A well-planned web project starts by deciding whether to redesign for visual updates or rebuild for long-term scalability and performance.

Planning your next web project: when to redesign vs rebuild
If you’re considering changes to your website, one of the first strategic decisions you’ll face is whether to redesign your existing site or rebuild it from scratch. Both options carry different implications for time, cost, and impact. Choosing the right option depends on your goals, your current tech stack, and what’s holding your site back.
Redesign vs rebuild: what’s the difference?
Redesign: changes how the website looks and feels. It may include layout tweaks, new blocks, updated branding, improved UX, or accessibility fixes. Ultimately, the CMS or codebase remains mostly the same.
Rebuild: replaces the website’s structure and technology. This could involve moving to a new platform, modernising your codebase, or rearchitecting the backend.
Think of redesigning as renovating a house’s interior or adding an extension, while rebuilding is more like knocking it down and starting over.
When a redesign is the right move
A redesign may be best when your foundation is solid but your user experience is lagging. This might be the right approach if:
- Your tech stack still meets your needs. It doesn’t have any significant performance issues, security problems, or barriers to integrations
- Your content structure works. You don’t need to overhaul your navigation or how users find information
- Branding is outdated. The look of the site no longer reflects who you are, but everything else functions well. A visual refresh doesn’t need to be complicated – new colours, fonts and imagery can make an impact
- You want to improve conversions.

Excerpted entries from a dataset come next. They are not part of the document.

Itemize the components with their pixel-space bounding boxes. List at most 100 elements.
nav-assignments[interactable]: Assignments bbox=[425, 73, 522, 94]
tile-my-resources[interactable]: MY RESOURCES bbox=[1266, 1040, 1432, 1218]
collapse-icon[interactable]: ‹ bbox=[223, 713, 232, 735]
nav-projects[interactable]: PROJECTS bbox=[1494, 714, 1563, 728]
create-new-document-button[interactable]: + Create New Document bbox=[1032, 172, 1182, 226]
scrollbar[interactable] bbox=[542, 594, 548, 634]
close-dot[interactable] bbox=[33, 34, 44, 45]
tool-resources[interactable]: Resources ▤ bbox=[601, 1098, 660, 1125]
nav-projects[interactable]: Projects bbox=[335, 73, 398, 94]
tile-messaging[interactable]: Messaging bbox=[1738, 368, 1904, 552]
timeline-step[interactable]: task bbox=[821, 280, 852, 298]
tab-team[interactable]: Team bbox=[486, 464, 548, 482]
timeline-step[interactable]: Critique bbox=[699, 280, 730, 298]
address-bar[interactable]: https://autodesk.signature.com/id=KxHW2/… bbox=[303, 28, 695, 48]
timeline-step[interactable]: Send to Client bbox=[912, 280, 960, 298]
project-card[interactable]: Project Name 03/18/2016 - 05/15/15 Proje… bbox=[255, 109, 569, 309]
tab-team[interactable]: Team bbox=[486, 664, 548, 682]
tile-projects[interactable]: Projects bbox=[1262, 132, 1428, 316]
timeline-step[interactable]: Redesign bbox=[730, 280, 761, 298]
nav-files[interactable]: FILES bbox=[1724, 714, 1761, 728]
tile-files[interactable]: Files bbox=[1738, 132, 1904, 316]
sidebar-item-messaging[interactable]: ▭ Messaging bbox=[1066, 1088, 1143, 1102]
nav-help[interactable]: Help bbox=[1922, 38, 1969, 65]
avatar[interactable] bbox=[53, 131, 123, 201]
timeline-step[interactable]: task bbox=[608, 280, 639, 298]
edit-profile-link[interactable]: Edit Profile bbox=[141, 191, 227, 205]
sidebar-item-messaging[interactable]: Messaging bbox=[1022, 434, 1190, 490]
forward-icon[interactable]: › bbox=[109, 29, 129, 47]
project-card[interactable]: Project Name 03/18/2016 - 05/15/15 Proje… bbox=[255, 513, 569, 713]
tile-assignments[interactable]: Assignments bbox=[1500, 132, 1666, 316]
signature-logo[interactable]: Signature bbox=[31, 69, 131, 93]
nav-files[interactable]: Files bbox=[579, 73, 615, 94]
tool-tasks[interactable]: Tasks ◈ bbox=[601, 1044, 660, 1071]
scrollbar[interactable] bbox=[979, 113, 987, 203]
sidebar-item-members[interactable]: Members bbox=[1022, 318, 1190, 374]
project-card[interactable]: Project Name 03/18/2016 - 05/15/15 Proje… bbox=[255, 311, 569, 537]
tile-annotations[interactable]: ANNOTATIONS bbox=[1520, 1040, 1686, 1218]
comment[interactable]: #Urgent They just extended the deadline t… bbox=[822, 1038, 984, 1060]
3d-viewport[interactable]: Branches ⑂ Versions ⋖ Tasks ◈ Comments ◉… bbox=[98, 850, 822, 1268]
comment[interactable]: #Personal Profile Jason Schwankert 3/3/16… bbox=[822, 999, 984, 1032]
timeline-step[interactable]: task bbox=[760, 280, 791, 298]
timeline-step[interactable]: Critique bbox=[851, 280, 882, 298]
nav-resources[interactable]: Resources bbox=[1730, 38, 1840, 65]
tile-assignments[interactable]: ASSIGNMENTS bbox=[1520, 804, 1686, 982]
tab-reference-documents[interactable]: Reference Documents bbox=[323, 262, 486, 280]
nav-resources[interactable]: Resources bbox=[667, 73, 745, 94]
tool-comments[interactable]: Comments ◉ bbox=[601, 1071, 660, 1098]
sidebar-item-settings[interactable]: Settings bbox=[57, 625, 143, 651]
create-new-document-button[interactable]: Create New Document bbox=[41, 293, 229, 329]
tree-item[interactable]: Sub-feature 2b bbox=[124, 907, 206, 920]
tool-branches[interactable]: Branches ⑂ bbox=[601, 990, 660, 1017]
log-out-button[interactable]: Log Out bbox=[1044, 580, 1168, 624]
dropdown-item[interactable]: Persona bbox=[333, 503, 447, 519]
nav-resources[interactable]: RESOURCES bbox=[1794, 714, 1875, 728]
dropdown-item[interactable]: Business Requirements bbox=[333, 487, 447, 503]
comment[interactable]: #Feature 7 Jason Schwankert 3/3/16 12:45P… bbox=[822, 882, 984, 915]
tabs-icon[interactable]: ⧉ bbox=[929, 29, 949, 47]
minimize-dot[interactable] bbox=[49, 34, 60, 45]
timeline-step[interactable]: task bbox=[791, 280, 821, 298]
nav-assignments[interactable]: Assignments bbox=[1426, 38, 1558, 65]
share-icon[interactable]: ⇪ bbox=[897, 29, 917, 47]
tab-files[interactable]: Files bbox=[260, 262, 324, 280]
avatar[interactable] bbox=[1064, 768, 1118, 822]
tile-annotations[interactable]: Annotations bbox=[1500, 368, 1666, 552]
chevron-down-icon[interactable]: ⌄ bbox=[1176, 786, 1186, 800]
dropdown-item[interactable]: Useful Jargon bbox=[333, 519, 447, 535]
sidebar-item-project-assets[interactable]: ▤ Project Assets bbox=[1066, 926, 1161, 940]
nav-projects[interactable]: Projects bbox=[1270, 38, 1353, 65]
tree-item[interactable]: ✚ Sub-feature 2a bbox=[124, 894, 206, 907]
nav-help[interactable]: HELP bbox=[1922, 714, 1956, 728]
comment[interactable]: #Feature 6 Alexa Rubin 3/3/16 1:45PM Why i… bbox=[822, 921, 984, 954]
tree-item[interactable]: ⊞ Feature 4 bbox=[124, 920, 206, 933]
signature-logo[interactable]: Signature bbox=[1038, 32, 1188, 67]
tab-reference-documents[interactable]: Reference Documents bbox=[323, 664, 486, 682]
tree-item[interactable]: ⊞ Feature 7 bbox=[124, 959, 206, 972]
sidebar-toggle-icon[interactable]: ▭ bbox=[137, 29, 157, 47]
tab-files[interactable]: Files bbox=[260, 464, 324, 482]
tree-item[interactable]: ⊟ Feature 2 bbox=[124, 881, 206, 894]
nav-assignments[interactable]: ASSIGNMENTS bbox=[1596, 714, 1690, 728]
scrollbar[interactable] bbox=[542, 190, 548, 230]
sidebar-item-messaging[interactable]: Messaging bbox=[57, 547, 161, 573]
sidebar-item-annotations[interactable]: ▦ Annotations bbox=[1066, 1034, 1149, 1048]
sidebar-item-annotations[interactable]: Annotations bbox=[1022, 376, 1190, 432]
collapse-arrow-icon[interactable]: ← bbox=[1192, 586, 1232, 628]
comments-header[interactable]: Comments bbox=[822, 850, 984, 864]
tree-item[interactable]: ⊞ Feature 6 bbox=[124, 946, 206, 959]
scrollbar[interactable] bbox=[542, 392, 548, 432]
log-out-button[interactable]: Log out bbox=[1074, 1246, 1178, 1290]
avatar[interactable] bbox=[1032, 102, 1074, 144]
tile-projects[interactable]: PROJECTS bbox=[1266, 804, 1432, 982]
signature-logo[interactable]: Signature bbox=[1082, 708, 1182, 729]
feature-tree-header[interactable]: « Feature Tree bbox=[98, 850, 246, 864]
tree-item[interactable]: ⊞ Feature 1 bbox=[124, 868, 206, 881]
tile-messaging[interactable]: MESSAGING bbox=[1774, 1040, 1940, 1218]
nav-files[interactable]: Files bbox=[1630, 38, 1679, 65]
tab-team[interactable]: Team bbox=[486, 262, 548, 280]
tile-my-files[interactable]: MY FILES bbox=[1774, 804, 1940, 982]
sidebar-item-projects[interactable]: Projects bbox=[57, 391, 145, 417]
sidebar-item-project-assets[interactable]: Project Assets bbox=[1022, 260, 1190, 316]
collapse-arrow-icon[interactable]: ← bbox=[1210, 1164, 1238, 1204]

Sometimes a new layout, clear CTAs, or better mobile responsiveness can lift engagement without a backend overhaul
- You want results quickly and have a more limited budget
Ultimately, you may be bound by time or budgets, but where possible you should avoid focusing on these factors or giving them weight over others. This is because in the medium-term, you may have to rebuild anyway and if this is the case, you could end up paying more than if you went for a rebuild first.
When a rebuild makes more sense
Sometimes website issues run deeper than design. A rebuild is the smarter choice when:
- Your current tech is outdated. Slow performance, or unscalable code are clear signs
Security is a concern. Old plugins, outdated PHP versions, or poor practices put your site at risk - UX is broken at a structural level. If users struggle to find what they need, you may need to rethink your content hierarchy or user flows
- You need better integrations. Your CRM, email platform, or ecommerce system requires tighter, more flexible integration. You may also have a lot of pre-built plugins, rather than bespoke code to deliver exactly what you need
- You’re planning major growth. New regions, languages, services, or team workflows often need a more robust, scalable backend
- The site feels outdated and while some design features have been updated in the past, they feel like bolt-ons and don’t present a cohesive visual experience
- You need a better developer and content editor experience to improve efficiency within your team
If you’ve read both of these lists but still aren’t sure, ask the following questions to guide your decision:
- Are we unhappy with how it looks, how it works, or both?
- What’s stopping us from updating content or adding new features today?
- Are we often relying on workarounds or patch fixes?
- Are we getting increasing feedback from users or internal team members about pain points?
- Does the current setup still align with where the business is going?
If your issues are cosmetic or surface-level, a redesign will likely suffice. But if the problems are technical, structural, or scaling-related, a rebuild is the better long-term investment.
Consider a hybrid approach
You don’t always have to choose one or the other. There is a third way: a hybrid approach can deliver real value:
- Redesign the front-end and selectively rebuild core components (e.g. navigation, CMS, or booking system)
- Rebuild the backend while phasing in new designs
- Replatform (e.g. from WordPress to Laravel) while maintaining your existing look short term
The key takeaway
Let your current pain points and future goals guide your choice. The right decision now can save time, money, reduce frustration, improve growth, and set your business up for long-term success.